I really enjoyed this book as I have enjoyed everything that Professor Barry Cunliffe wrote.  The further reading part of the book is amazing in that it breaks down the most important books you can read on the Celts, the Druids, and the Celtic Religion.  Even though this is the minimum you can know about the Druids it gives a very good basis for which you can launch your own research if you like or say that you know about the Druids and leave at that if that is your wish.   


The Festival of Lughnasa by Máire MacNeill

Synopsis From Liriocht.com: Garland Sunday and Domhnach Chrom Dubh are two of the many names of a  festival celebrated by Irish country people at the end of July or the  beginning of August.  It marked the end of summer and the beginning of  harvest season, and on that day the first meal of the year’s new food  crop was eaten.

The chief custom was the resorting by the rural  communities to certain heights or water-sides to spend the day in  festivity, sports, and bilberry-picking.  The custom existed also in the  Isle of Man, Wales and in the north of England.  Formerly it must have  been general in all Celtic lands for there is no doubt that it is a  survival of Lughnasa (Lugnasad), the Celtic festival held on the first  of August.

In the description of the celebration much emerges of  the old life of the countryside, and so the study is, in part, a  contribution to social history.  Moreover, as the people preserved  legends of the origin of the festival and of the assembly sites, it has  been possible to show a correspondence with ancient mythology, as  expressed in Irish Literature and in the cult-figures of Roman Gaul.

The dominant myth of the festival is brought to light.

Review: This is one of these books that everyone interested in the Irish year and who can afford it should get it.  I couldn’t believe my luck when they had a new edition printed in 2008 and once I could get a copy of it I snapped it up.  The book was first written in 1962 and it is a study the festival of Lughnasa as it was celebrated in Ireland in the last two hundred years (before 1962).
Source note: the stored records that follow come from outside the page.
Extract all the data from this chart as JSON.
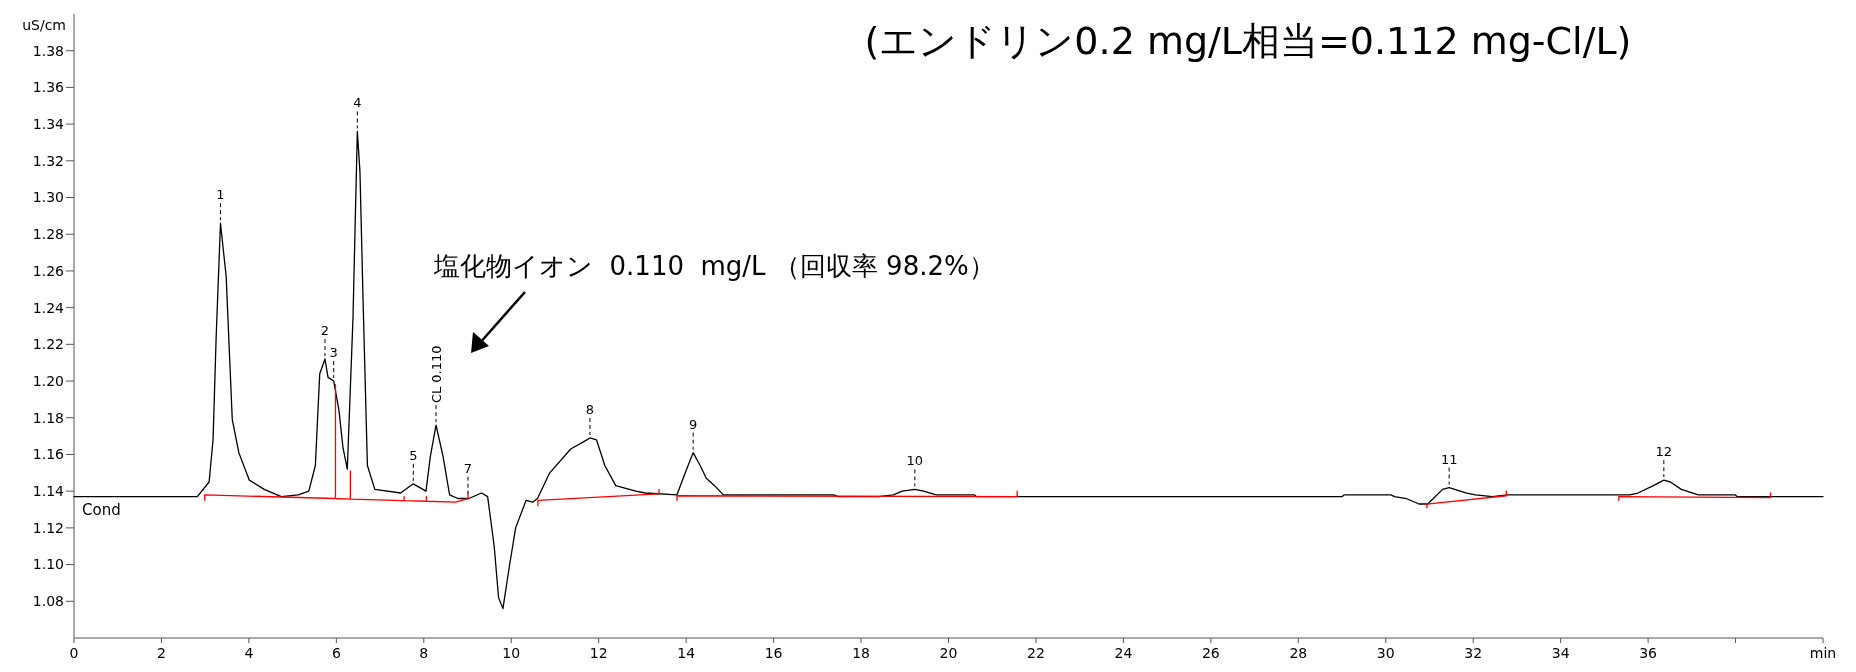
{
  "chart_data": {
    "type": "line",
    "title": "(エンドリン0.2 mg/L相当=0.112 mg-Cl/L)",
    "ylabel": "uS/cm",
    "xlim": [
      0,
      40
    ],
    "xticks": [
      0,
      2,
      4,
      6,
      8,
      10,
      12,
      14,
      16,
      18,
      20,
      22,
      24,
      26,
      28,
      30,
      32,
      34,
      36,
      {
        "value": 38,
        "label": null
      },
      {
        "value": 40,
        "label": "min"
      }
    ],
    "ylim": [
      1.06,
      1.4
    ],
    "yticks": [
      1.08,
      {
        "value": 1.1,
        "label": "1.10"
      },
      1.12,
      1.14,
      1.16,
      1.18,
      {
        "value": 1.2,
        "label": "1.20"
      },
      1.22,
      1.24,
      1.26,
      1.28,
      {
        "value": 1.3,
        "label": "1.30"
      },
      1.32,
      1.34,
      1.36,
      1.38
    ],
    "grid": false,
    "series": [
      {
        "name": "Cond",
        "color": "#000000",
        "x": [
          0,
          2.82,
          3.09,
          3.18,
          3.25,
          3.35,
          3.48,
          3.62,
          3.77,
          4.01,
          4.35,
          4.74,
          5.13,
          5.37,
          5.52,
          5.62,
          5.74,
          5.81,
          5.94,
          6.06,
          6.15,
          6.25,
          6.38,
          6.48,
          6.54,
          6.61,
          6.71,
          6.88,
          7.47,
          7.76,
          8.05,
          8.15,
          8.28,
          8.44,
          8.59,
          8.78,
          9.03,
          9.32,
          9.46,
          9.61,
          9.71,
          9.81,
          9.95,
          10.1,
          10.34,
          10.49,
          10.6,
          10.88,
          11.36,
          11.66,
          11.8,
          11.95,
          12.14,
          12.39,
          12.85,
          13.07,
          13.79,
          13.98,
          14.16,
          14.32,
          14.46,
          14.65,
          14.85,
          17.38,
          17.47,
          18.4,
          18.74,
          18.94,
          19.23,
          19.43,
          19.72,
          20.59,
          20.64,
          29,
          29.05,
          30.12,
          30.2,
          30.47,
          30.76,
          30.96,
          31.3,
          31.45,
          31.85,
          32.05,
          32.44,
          32.78,
          35.58,
          35.77,
          36.12,
          36.36,
          36.51,
          36.76,
          37.15,
          37.99,
          38.04,
          40
        ],
        "values": [
          1.137,
          1.137,
          1.145,
          1.168,
          1.223,
          1.286,
          1.257,
          1.179,
          1.161,
          1.146,
          1.141,
          1.137,
          1.138,
          1.14,
          1.154,
          1.204,
          1.212,
          1.202,
          1.2,
          1.184,
          1.164,
          1.152,
          1.234,
          1.336,
          1.314,
          1.245,
          1.154,
          1.141,
          1.139,
          1.144,
          1.14,
          1.159,
          1.176,
          1.159,
          1.138,
          1.136,
          1.136,
          1.139,
          1.137,
          1.11,
          1.082,
          1.076,
          1.098,
          1.12,
          1.135,
          1.134,
          1.136,
          1.15,
          1.163,
          1.167,
          1.169,
          1.168,
          1.154,
          1.143,
          1.14,
          1.139,
          1.138,
          1.15,
          1.161,
          1.154,
          1.147,
          1.143,
          1.138,
          1.138,
          1.137,
          1.137,
          1.138,
          1.14,
          1.141,
          1.14,
          1.138,
          1.138,
          1.137,
          1.137,
          1.138,
          1.138,
          1.137,
          1.136,
          1.133,
          1.133,
          1.141,
          1.142,
          1.139,
          1.138,
          1.137,
          1.138,
          1.138,
          1.139,
          1.143,
          1.146,
          1.145,
          1.141,
          1.138,
          1.138,
          1.137,
          1.137
        ]
      },
      {
        "color": "#ff0000",
        "x": [
          2.99,
          2.99,
          5.98,
          5.98,
          5.98,
          6.32,
          6.32,
          6.32,
          7.55,
          7.55,
          7.55,
          8.06,
          8.06,
          8.06,
          8.73,
          9.01,
          9.01
        ],
        "values": [
          1.135,
          1.138,
          1.136,
          1.198,
          1.136,
          1.1357,
          1.151,
          1.1357,
          1.1348,
          1.137,
          1.1348,
          1.1345,
          1.137,
          1.1345,
          1.134,
          1.136,
          1.139
        ]
      },
      {
        "color": "#ff0000",
        "x": [
          10.61,
          10.61,
          13.38,
          13.38
        ],
        "values": [
          1.132,
          1.135,
          1.1385,
          1.141
        ]
      },
      {
        "color": "#ff0000",
        "x": [
          13.79,
          13.79,
          21.57,
          21.57
        ],
        "values": [
          1.135,
          1.1375,
          1.137,
          1.14
        ]
      },
      {
        "color": "#ff0000",
        "x": [
          30.94,
          30.94,
          32.76,
          32.76
        ],
        "values": [
          1.131,
          1.133,
          1.1375,
          1.14
        ]
      },
      {
        "color": "#ff0000",
        "x": [
          35.33,
          35.33,
          38.8,
          38.8
        ],
        "values": [
          1.135,
          1.137,
          1.1365,
          1.139
        ]
      }
    ],
    "annotations": [
      "塩化物イオン  0.110  mg/L （回収率 98.2%）",
      {
        "text": "1",
        "x": 3.35,
        "y": 1.286
      },
      {
        "text": "2",
        "x": 5.74,
        "y": 1.212
      },
      {
        "text": "3",
        "x": 5.94,
        "y": 1.2
      },
      {
        "text": "4",
        "x": 6.48,
        "y": 1.336
      },
      {
        "text": "5",
        "x": 7.76,
        "y": 1.144
      },
      {
        "text": "CL 0.110",
        "x": 8.28,
        "y": 1.176
      },
      {
        "text": "7",
        "x": 9.01,
        "y": 1.137
      },
      {
        "text": "8",
        "x": 11.8,
        "y": 1.169
      },
      {
        "text": "9",
        "x": 14.16,
        "y": 1.161
      },
      {
        "text": "10",
        "x": 19.23,
        "y": 1.141
      },
      {
        "text": "11",
        "x": 31.45,
        "y": 1.142
      },
      {
        "text": "12",
        "x": 36.36,
        "y": 1.146
      }
    ]
  }
}
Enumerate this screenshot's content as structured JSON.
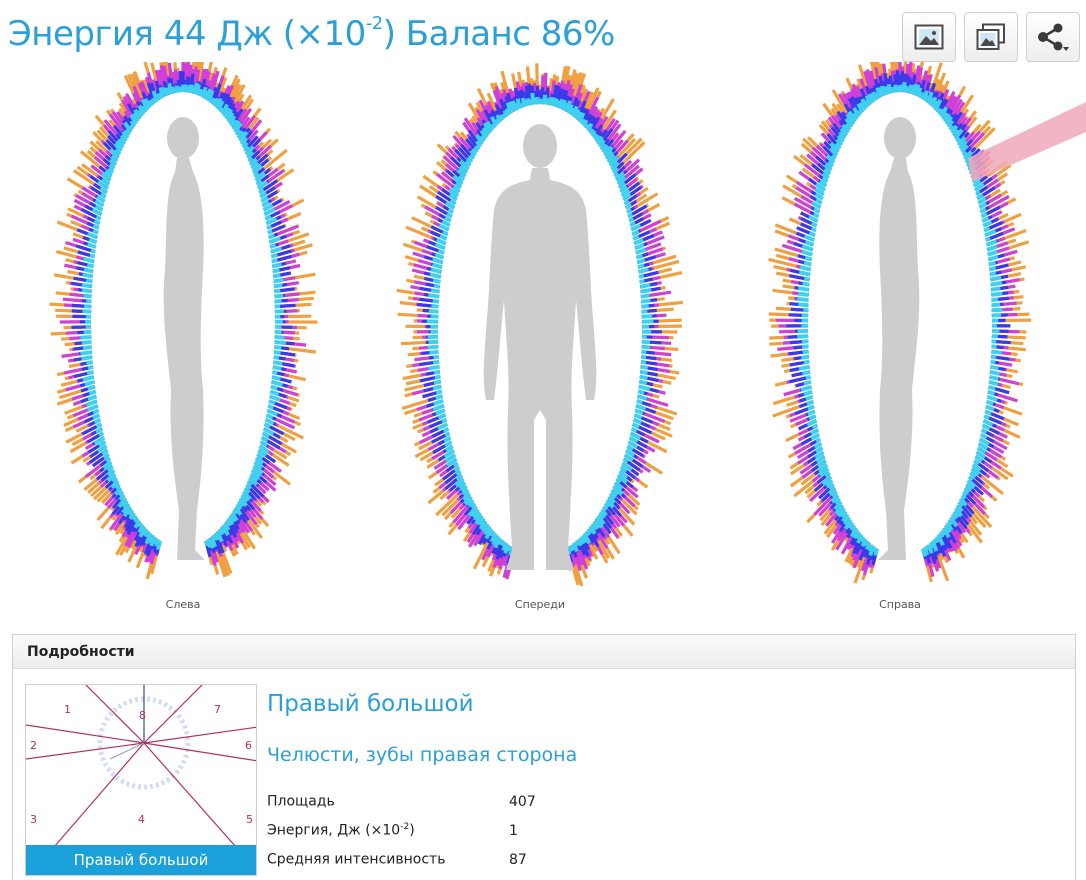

The sources for the book came from questionnaires done by people in Ireland as well as a look at Irish folklore and customs.  The author also used journals and travel books associated with Irish culture and customs. However, these aren’t the only sources.

This book describes the festival as it was celebrated before, as the popular celebration and high point of the agricultural year.  It gives evidence of the past history of the assemblies where possible and it seeks to discover the ancient myths concealed in the stories and the religious concepts which informed the customs.  It is interesting to note that the celebrations were of the harvest of the main crop in the country, in the beginning that was corn but later on it became potatoes.  This is interesting because it shows that it is not something static but changes as the society needs change.

The book is amazing and a great wealth of information.  I wish the same had been done for all of the other festivals in the Irish year, be it Christian or Pagan.  I highly doubt there is a more in depth study done on the Irish year with the same kind of information.